Indian politician (1914–1987)

Krishnapada Ghosh (1914–1987) was an Indian politician and trade unionist. He served as West Bengal Minister of Labour 1969–1970 and 1977–1985. He was a Central Committee member of the Communist Party of India (Marxist). He was also a member of the Working Committee of the Centre of Indian Trade Unions.

==Youth==
Born in 1914, Ghosh grew up in Khulna. In 1930, he moved to Calcutta, where he joined the student movement. Around 1935/1936 he became a member of the Bengal Labour Party and active in workers activism. After about a year, he became a card-carrying member of the Communist Party of India (along with other Labour Party members). When the Labour Party broke with CPI, he renounced his CPI party membership.

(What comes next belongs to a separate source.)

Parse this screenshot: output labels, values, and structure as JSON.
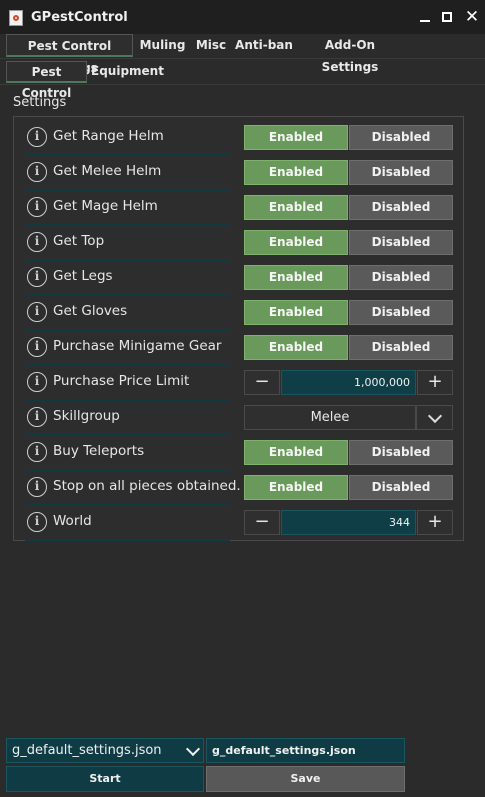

==Return to the Communist Party==
In 1945, he again joined CPI. He became a key labour organizer amongst the Kidderpore dock workers and at Saxby and Farmers. Ghosh was jailed in 1948, and remained in prison until 1952. After being freed from jail, Ghosh took up a job at the CPI daily Swadhinata.

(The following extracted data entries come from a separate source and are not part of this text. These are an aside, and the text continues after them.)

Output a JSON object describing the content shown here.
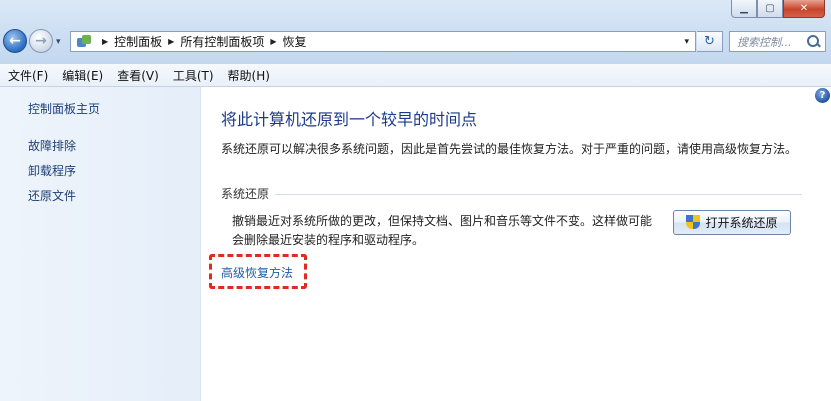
{
  "window": {
    "min_glyph": "▁",
    "max_glyph": "▢",
    "close_glyph": "✕"
  },
  "nav": {
    "back_glyph": "←",
    "forward_glyph": "→",
    "recent_glyph": "▾"
  },
  "address": {
    "separator": "▶",
    "crumbs": [
      "控制面板",
      "所有控制面板项",
      "恢复"
    ],
    "dropdown_glyph": "▾",
    "refresh_glyph": "↻"
  },
  "search": {
    "placeholder": "搜索控制..."
  },
  "menubar": {
    "items": [
      "文件(F)",
      "编辑(E)",
      "查看(V)",
      "工具(T)",
      "帮助(H)"
    ]
  },
  "sidebar": {
    "home": "控制面板主页",
    "links": [
      "故障排除",
      "卸载程序",
      "还原文件"
    ]
  },
  "main": {
    "help_glyph": "?",
    "title": "将此计算机还原到一个较早的时间点",
    "intro": "系统还原可以解决很多系统问题，因此是首先尝试的最佳恢复方法。对于严重的问题，请使用高级恢复方法。",
    "section_title": "系统还原",
    "section_desc": [
      "撤销最近对系统所做的更改，但保持文档、图片和音乐等文件不变。这样做可能",
      "会删除最近安装的程序和驱动程序。"
    ],
    "open_restore_button": "打开系统还原",
    "advanced_link": "高级恢复方法"
  },
  "colors": {
    "link": "#1f5ca8",
    "title": "#1b3a8a",
    "highlight": "#e02a22"
  }
}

Ghosh sided with CPI(M) in the party split. Ghosh won the Beliaghata North constituency seat in the 1967 West Bengal Legislative Assembly election. He obtained 21,387 votes (42.63%). He retained the Beliaghata North seat in the 1969 West Bengal Legislative Assembly election, obtaining 31,294 votes (66.10%).

==United Front ministry==
Ghosh was named Minister for Labour in the second United Front government of West Bengal, formed in 1969. As Labour Minister, Ghosh sought to support labour in its confrontation with corporate interests. With the CPI(M) in charge of both the Home and Labour departments, the police were instructed not to intervene against striking workers. Gheraos were effectively legalized. Salaries of workers increased as a result. In the first six months of the second United Front government there were 551 strikes and 73 lock-outs across the state, affecting some 570,000 workers.

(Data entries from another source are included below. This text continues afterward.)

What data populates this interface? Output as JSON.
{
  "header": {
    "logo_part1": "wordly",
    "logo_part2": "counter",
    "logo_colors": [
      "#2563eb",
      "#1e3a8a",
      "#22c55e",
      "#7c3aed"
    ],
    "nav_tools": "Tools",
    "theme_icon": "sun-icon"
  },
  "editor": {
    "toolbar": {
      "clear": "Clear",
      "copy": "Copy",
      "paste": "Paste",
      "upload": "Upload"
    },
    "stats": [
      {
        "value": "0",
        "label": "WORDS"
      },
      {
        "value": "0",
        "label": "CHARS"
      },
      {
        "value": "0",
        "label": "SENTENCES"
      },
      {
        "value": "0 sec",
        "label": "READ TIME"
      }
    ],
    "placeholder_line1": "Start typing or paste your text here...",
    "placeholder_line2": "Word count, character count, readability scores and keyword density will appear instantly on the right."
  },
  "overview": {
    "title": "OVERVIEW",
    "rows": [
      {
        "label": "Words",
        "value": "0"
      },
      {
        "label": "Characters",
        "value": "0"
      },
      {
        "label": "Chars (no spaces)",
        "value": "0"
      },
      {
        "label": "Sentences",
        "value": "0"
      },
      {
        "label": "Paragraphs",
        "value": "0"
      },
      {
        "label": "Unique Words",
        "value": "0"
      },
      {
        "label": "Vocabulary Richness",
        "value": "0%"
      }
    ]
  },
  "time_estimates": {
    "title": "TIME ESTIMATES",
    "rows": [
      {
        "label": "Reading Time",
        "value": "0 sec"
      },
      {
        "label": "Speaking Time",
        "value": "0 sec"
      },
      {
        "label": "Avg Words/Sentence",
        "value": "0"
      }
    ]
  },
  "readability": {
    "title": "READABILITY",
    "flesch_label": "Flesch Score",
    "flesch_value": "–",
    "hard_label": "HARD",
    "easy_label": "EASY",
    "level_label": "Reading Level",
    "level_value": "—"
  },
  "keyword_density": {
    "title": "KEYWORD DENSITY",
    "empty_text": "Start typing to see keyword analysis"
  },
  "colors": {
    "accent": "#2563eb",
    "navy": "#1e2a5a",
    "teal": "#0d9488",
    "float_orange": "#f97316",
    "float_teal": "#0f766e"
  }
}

==1971 & 1972 assembly elections==
Ghosh retained the Beliaghata North seat in the 1971 West Bengal Legislative Assembly election. He obtained 23,318 votes (53.40%), defeating the All India Forward Bloc candidate in a straight contest. In the 1972 West Bengal Legislative Assembly election he was defeated by Ananta Kumar Bharati of the Indian National Congress. Ghosh finished in second place with 14,839 votes (21.60%).

==Left Front ministry==
Ghosh won the Beliaghata constituency seat in the 1977 West Bengal Legislative Assembly election. He obtained 29,201 votes (55.82%), defeating the Janata Party and INC candidates.

Ghosh was again named Labour Minister in the Left Front government formed in 1977. His role in the Left Front government differed from that of the United Front experience, rather than unilaterally supporting labour he now sought to act as mediator between unions and employers.

He retained the Beliaghata seat in the 1982 West Bengal Legislative Assembly election, obtaining 44,277 votes (62.88%).

Ghosh retired from his post as Labour Minister in 1985, due to old age. He died in 1987.